November 13, 2023 at 09:44PM
An academic study has revealed that it is possible for someone to intercept SSH connections and impersonate devices by deducing private RSA keys. This allows the attacker to eavesdrop on users’ login details and monitor their activities on remote SSH servers. The vulnerability primarily affects Internet of Things devices and embedded gear that use RSA keys. However, widely used software libraries like OpenSSL and LibreSSL are not vulnerable. Manufacturers such as Cisco, Zyxel, Hillstone Networks, and Mocana were found to have products susceptible to this issue.

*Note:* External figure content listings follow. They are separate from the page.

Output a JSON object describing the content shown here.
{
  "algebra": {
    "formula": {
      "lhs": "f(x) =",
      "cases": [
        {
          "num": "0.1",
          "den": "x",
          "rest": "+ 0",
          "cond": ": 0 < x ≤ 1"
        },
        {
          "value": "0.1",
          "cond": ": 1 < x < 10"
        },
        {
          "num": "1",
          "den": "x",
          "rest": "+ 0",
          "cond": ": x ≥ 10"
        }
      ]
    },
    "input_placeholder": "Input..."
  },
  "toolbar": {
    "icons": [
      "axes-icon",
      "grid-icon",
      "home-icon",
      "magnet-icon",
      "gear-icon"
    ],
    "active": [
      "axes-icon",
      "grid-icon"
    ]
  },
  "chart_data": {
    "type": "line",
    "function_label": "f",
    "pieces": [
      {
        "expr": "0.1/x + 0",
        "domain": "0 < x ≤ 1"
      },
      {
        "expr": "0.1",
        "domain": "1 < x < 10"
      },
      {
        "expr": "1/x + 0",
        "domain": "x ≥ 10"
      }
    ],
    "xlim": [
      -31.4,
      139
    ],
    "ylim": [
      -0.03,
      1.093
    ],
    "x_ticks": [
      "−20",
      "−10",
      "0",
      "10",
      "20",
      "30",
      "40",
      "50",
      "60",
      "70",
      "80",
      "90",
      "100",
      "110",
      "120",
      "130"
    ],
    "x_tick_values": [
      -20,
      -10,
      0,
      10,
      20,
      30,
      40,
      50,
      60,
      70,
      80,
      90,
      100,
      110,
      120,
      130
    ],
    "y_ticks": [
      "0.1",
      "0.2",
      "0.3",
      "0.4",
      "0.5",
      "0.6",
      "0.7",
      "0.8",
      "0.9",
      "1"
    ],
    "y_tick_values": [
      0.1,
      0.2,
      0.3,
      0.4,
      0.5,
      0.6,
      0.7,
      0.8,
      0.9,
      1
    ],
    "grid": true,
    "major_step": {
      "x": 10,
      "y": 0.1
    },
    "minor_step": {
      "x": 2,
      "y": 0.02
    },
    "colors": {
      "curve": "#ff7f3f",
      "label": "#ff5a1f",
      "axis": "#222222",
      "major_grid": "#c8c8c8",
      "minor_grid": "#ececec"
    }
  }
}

The meeting notes discuss a recent academic study that revealed the possibility of snooping on certain devices’ SSH connections and impersonating the equipment by exploiting the hosts’ private RSA keys. By successfully impersonating these devices, a spy could silently observe users’ login details and monitor their activities with remote SSH servers. The vulnerability arises from errors in signature generation that can be exploited to obtain the SSH server’s private host key. However, widely-used software libraries such as OpenSSL and LibreSSL, including OpenSSH, are not susceptible to this method. The vulnerability primarily affects Internet-of-Things and similar embedded devices. The study was conducted by researchers from the University of California, San Diego, along with contributions from MIT and previous research in the field. The paper provides more detailed information on the issue, and details of the manufacturers found to have vulnerable products are mentioned, including Cisco, Zyxel, Hillstone Networks, and Mocana. Cisco and Zyxel have taken steps to address the vulnerability, while the issue has been reported to CERT Coordination Center for Hillstone Networks and Mocana. It is also noted that SSH server implementations declaring themselves as “SSH-2.0-SSHD” and enterprise-grade Java applications relying on PKCSv1.5 may be at risk. The vulnerability’s impact on IPsec implementations requires further study due to the limited dataset available.